I'm not sure how these are counterexamples to the notion of encounters as threats to be avoided.

Combat, like "what will I have for breakfast" isn't a real decision point.
In my experience, this isn't the case. In classic D&D, combat is one of the main sites of decision-making that affects resource expenditure/depletion (spells and hit points in particular, but not solely those). In 4e D&D, combat is the main place where we see the stories of the heroes emerge.

EDIT: I see that @Campbell has made a similar but more forcefully expressed point to mine just upthread. I agree with what he has posted.
 

That’s one way of playing, and I guess that might be an interesting way to play. I’ve played and enjoyed board games that operate on similar principles.

However, as a general rule I don’t want to play and procedurally generated adventure. We play with a DM because that way we always win that random bet and get an interesting and fun encounter. The DM doesn’t waste our time with repeated chaff encounters and doesn’t wipe us out with unlucky ambushes piled on to already tough fights.

Rolling a dice as an means of inspiration because the DM wants a prompt is one thing.
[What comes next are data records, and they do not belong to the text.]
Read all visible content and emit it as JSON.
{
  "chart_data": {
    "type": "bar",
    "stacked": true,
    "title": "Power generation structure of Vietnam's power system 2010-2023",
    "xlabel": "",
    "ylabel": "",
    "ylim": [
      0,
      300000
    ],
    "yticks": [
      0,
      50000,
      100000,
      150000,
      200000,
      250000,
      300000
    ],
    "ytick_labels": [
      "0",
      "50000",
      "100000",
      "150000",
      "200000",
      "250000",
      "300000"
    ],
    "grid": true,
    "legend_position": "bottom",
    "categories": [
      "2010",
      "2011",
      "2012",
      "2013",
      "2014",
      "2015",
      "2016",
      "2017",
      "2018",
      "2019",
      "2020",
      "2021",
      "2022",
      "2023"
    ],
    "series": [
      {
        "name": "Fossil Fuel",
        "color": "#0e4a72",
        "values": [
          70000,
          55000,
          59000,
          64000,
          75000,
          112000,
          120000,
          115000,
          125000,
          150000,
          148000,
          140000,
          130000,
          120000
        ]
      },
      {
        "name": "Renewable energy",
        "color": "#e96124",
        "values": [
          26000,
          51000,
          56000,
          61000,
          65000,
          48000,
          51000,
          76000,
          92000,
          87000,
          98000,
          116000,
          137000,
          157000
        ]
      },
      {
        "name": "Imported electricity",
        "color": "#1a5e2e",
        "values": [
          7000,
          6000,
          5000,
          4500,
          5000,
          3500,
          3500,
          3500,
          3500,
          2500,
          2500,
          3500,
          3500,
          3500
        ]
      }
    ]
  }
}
Being enslaved to the dice because they are somehow a check on DM tyranny and purer than a DM deciding what the next encounter is, is alien to me.

We trust our DMs will keep the game fun and when I’m DM my players trust me. I don’t think I’d want to play it any other way.
It's not about being a check on DM tyranny, and you already play that way. Every roll is a gamble of some sort. When you have the players roll an ability check to do something, it's a gamble that the DM could have just decided. Attack rolls are a gamble on hitting the enemy and something which the DM could have just decided. Are you enslaved to the dice just because you roll for those things? Do those things create a "procedurally generated adventure?"
 

It better be in a game where so much time is spent engaging in violent conflicts with tons of player decision points. Otherwise we're basically cosplaying.
In combat, the only decisions you make are "what is the best move?" Which, assuming competence, is entirely deterministic. And the chance of an outcome other than "PCs win" is very slim. If they use more or fewer resources it just means they take a rest earlier or later, which, unless the quest is time-sensitive or food is limited, makes no difference.

Decisions that matter are things like "am I going to fight the lion or remove the thorn from it's paw?" "are we going to go over the mountains or under them?" "am I going to support the greens or the purples?*"


*okay, maybe not the last one, but people who get the reference know there is a third choice.
 

In combat, the only decisions you make are "what is the best move?" Which, assuming competence, is entirely deterministic. And the chance of an outcome other than "PCs win" is very slim.

That might be the case for fighters with opponents of known quality. Is it even possible to say with any certainty what the "best move" is when you know or suspect the villains aren't displaying their true power level, or you don't know what it is? Is what determines the optimal move for spell casters often a resource management question that is related to what they envision their future encounters and choice points to be?